# Word Vectors, Part 1

In this notebook, you'll build word vectors using counts.

In [None]:
import pandas as pd
from collections import Counter

from scipy import sparse
from scipy.sparse.linalg import svds
import numpy as np

from sklearn.metrics.pairwise import cosine_similarity

from nltk.tokenize import sent_tokenize, word_tokenize, regexp_tokenize

In this notebook, we'll be working with the full text of Moby Dick.

In [None]:
with open('moby_dick.txt', encoding = 'utf-8') as fi:
    moby = fi.read()

Let's first create a Counter object, `moby_counts` which shows the number of times each token appears in the book.

In [None]:
moby_words = [x.lower() for x in regexp_tokenize(moby, '\w+')]
moby_counter = Counter(moby_words)

Since it will help us out later, we'll build a couple of dictionaries that will let us translate between tokens and indices.

In [None]:
word_index = {word: i for i, word in enumerate(moby_counter.keys())}
index_word = {i: word for i, word in enumerate(moby_counter.keys())}

In [None]:
word_index['whale']

In [None]:
index_word[59]

Now, let's split the text into sentences.

In [None]:
sentences = sent_tokenize(moby)

Our next goal is to create a Counter object, `coocurrence_counter` which has keys equal to each pair of tokens and whose values are equal to the number of times this pair of words appears within a window size of 2 of each other.

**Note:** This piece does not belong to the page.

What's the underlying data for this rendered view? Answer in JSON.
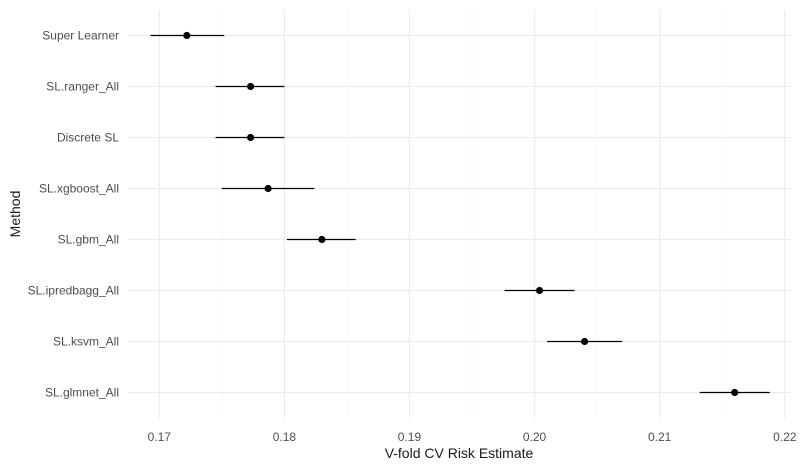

To do this, fill in the following for loop.

In [None]:
window_size = 2

cooccurrence_counter = Counter()

for sentence in sentences:
    sentence = [x.lower() for x in regexp_tokenize(sentence, '\w+')]
    for i, word in enumerate(sentence):
        window = # Grab the two words before and the two words after as a list

        for other_word in window:
            cooccurrence_counter[(word, other_word)] += 1

# Also, add the counts for each word with itself
for word in moby_counter.keys():
    cooccurrence_counter[(word, word)] += moby_counter[word]

Now that we have our coocurrence counts, we need to build our coocurrence matrix.
For this task, we'll use a [sparse matrix](https://docs.scipy.org/doc/scipy/reference/generated/scipy.sparse.csr_array.html#scipy-sparse-csr-array) from scipy.

This can be created by passing in a tuple (values, (row indices, column indices)).

In [None]:
row_idx = []
col_idx = []
counts = []

for (word1, word2) in cooccurrence_counter.keys():
    row_idx.append(word_index[word1])
    col_idx.append(word_index[word2])
    counts.append(cooccurrence_counter[(word1, word2)])
    
# We also need to add the diagonal entries
for word in moby_counter:
    row_idx.append(word_index[word])
    col_idx.append(word_index[word])
    counts.append(moby_counter[word])

cooccurrence_matrix = sparse.csc_matrix((counts, (row_idx, col_idx)), dtype = 'float')

You can extract out the row at a particular index by using the `.getrow` method.

In [None]:
cooccurrence_matrix.getrow(word_index['whale'])

You can use the [`cosine_similarity`](https://scikit-learn.org/stable/modules/generated/sklearn.metrics.pairwise.cosine_similarity.html) function to compute similarity between two vectors.

In [None]:
cosine_similarity(cooccurrence_matrix.getrow(word_index['boat']),
                  cooccurrence_matrix.getrow(word_index['ship']))

**Question:** Which word is most similar to "ocean"?

In [None]:
# Your Code Here

Now, let's take the singular value decomposition to get lower-dimensional vectors. We can use the [`svds`](https://docs.scipy.org/doc/scipy/reference/generated/scipy.sparse.linalg.svds.html) function from scipy's sparse module.

In [None]:
dimension = 50

U, D, V = svds(cooccurrence_matrix, k = dimension)

word_vectors = U * D

**Question:** Using these new word vectors, which word is most similar to ocean?

In [None]:
# Your Code Here

Recall that the Positive Pointwise Mutual Information (PPMI) between two words is given by 

$$PPMI(w_1, w_2) = \max\left(\log_2\frac{P(w_1, w_2)}{P(w_1)\cdot P(w_2)}\right)$$

Write a function that takes as input two words and returns the PPMI between those words.

**Hint:** You will need to find the total number of words and the total number of pairs of words in order to compute the PPMI.

In [None]:
# Your Code Here

Now, use this function to build a PPMI matrix.

In [None]:
# Your Code Here

Apply singular value decomposition to this matrix to get 50-dimensional word vectors.

In [None]:
# Your Code Here

How similar are "sea" and "ocean" using these vectors?

In [None]:
# Your Code Here

**Bonus:** While we can get some reasonable word vectors using just Moby Dick, we could probably do much better by including a larger corpus. Build word vectors using the larger corpus of Project Gutenberg books and explore the results.